These are very good optimisations indeed. Inlining adds a lot more speed than people think.
I don't understand why people want closures in their languages. You basically want a function that cheats her own scope... I don't get where the big deal is.
One needs closures, that is, functional values bound to some context, for higher order functions (HOFs). For example in C++ much of STL was pretty useless until C++11 added lambdas. Many systems provide for closures in C, by requiring you register callbacks as event handlers, and these callbacks invariably have an associated client data pointer. A C callback function together with a pointer to arbitrary client data object is a hand constructed closure.
The utility of closures derives from being able to split a data context into two pieces and program the two halves separately and independently. For example for many data structures you can write a visitor function which accepts a closure which is called with each visited value. Lets say we have N data structures.
Independently you can write different calculations on those values formed incrementally one value at a time, such as addition, or, multiplication. Lets say we have M operations.
With now you can perform N * M distinct calculations whilst only writing N + M functions. You have achieved this because both halves of the computation are functions: lambda abstraction reduces a quadratic problem to a linear one.
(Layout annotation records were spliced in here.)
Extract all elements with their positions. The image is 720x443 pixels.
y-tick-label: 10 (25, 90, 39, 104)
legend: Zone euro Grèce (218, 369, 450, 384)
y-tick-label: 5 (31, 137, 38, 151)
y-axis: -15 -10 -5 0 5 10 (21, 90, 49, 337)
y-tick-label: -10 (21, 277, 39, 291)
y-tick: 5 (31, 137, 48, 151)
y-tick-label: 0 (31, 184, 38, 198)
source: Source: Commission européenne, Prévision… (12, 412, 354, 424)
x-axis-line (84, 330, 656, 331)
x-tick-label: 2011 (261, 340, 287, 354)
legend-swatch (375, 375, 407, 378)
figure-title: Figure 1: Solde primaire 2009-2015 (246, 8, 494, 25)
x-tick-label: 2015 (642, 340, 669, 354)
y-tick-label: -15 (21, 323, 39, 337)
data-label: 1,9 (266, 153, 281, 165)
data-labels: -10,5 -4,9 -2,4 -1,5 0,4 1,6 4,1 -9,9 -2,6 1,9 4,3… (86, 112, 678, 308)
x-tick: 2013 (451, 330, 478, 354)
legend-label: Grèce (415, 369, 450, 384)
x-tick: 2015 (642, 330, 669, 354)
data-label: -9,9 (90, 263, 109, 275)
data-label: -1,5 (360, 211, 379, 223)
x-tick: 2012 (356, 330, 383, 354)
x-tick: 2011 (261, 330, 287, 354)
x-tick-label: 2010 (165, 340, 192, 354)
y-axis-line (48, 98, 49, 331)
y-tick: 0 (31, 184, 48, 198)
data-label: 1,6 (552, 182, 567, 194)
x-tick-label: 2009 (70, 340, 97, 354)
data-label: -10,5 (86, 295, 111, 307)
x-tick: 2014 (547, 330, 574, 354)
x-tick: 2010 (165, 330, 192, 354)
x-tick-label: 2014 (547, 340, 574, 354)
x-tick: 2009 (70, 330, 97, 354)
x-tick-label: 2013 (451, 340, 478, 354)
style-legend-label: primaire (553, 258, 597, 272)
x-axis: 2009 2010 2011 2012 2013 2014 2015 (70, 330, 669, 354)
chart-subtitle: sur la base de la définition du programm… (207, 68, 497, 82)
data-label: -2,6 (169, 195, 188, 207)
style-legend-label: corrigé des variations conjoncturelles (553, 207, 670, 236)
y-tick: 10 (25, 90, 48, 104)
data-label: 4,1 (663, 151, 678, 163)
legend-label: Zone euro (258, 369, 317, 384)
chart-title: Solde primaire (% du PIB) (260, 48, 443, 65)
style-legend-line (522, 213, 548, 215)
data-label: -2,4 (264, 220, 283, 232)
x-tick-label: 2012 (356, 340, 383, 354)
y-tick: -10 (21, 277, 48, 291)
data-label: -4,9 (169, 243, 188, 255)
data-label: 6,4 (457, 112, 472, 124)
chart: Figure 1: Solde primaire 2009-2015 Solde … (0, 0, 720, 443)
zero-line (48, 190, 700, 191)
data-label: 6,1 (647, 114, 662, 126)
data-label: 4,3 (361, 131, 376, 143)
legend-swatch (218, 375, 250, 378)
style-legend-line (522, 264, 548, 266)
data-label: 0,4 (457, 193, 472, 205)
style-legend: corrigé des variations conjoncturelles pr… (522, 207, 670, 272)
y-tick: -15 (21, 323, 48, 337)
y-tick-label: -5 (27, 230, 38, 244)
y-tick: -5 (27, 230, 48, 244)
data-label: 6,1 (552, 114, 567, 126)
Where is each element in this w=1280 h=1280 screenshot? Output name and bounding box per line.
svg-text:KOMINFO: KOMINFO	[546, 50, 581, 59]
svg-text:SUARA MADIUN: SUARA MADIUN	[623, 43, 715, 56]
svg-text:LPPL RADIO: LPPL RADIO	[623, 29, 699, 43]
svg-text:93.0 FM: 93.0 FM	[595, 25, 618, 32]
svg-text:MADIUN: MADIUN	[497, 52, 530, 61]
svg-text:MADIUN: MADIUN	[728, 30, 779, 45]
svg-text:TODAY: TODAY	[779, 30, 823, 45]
The downside of this is that the abstraction gets in the way of the compiler re-combining the visitor HOF and the calculation function to generate more efficient code.
There's another more serious structural problem though. The client of a HOF is a callback. In C, this is very lame because functions have no state. In more advanced languages they can have state. That's an improvement but it isn't good enough because it's still a callback, and callbacks are unusable for anything complex.
A callback is a slave. The HOF that calls it is a master. Even if the context of the slave is a finite state machine, where there is theory which tells you how to maintain the state, doing so is very hard. What you really want is for the calculation part of the problem to be a master, just like the HOF itself is. You want your calculation to read its data, and maintain state in the first instance on the stack.
Many people do not believe this and answer that they have no problems with callbacks, but these people are very ignorant. Just you try to write a simple program that is called with data from a file instead of reading the file. An operating system is just one big HOF that calls back into your program with stream data, but there's an important difference: both your program and the operating system are masters: your program reads the data, it isn't a function that accepts the data as an argument.
Another common example of master/master programming is client/server paradigm. This is usually implemented with two threads or processes and a communication link.
Felix special ability is high performance control inversion. It allows you to write threads which read data, and translates them into callbacks mechanically.
Some programming languages can do this in a limited context. For example Python has iterators and you can write functions that yield without losing their context, but this only works in the special case of a sequential visitor.
Felix can do this in general. It was actually designed to support monitoring half a million phone calls with threads that could perform complex calculations such as minimal cost routing. At the time no OS could come close to launching that number of pre-emptive threads yet Felix could do the job on a 1990's desktop PC (with a transaction rate around 500K/sec where a transaction was either a thread creation or sending a null message).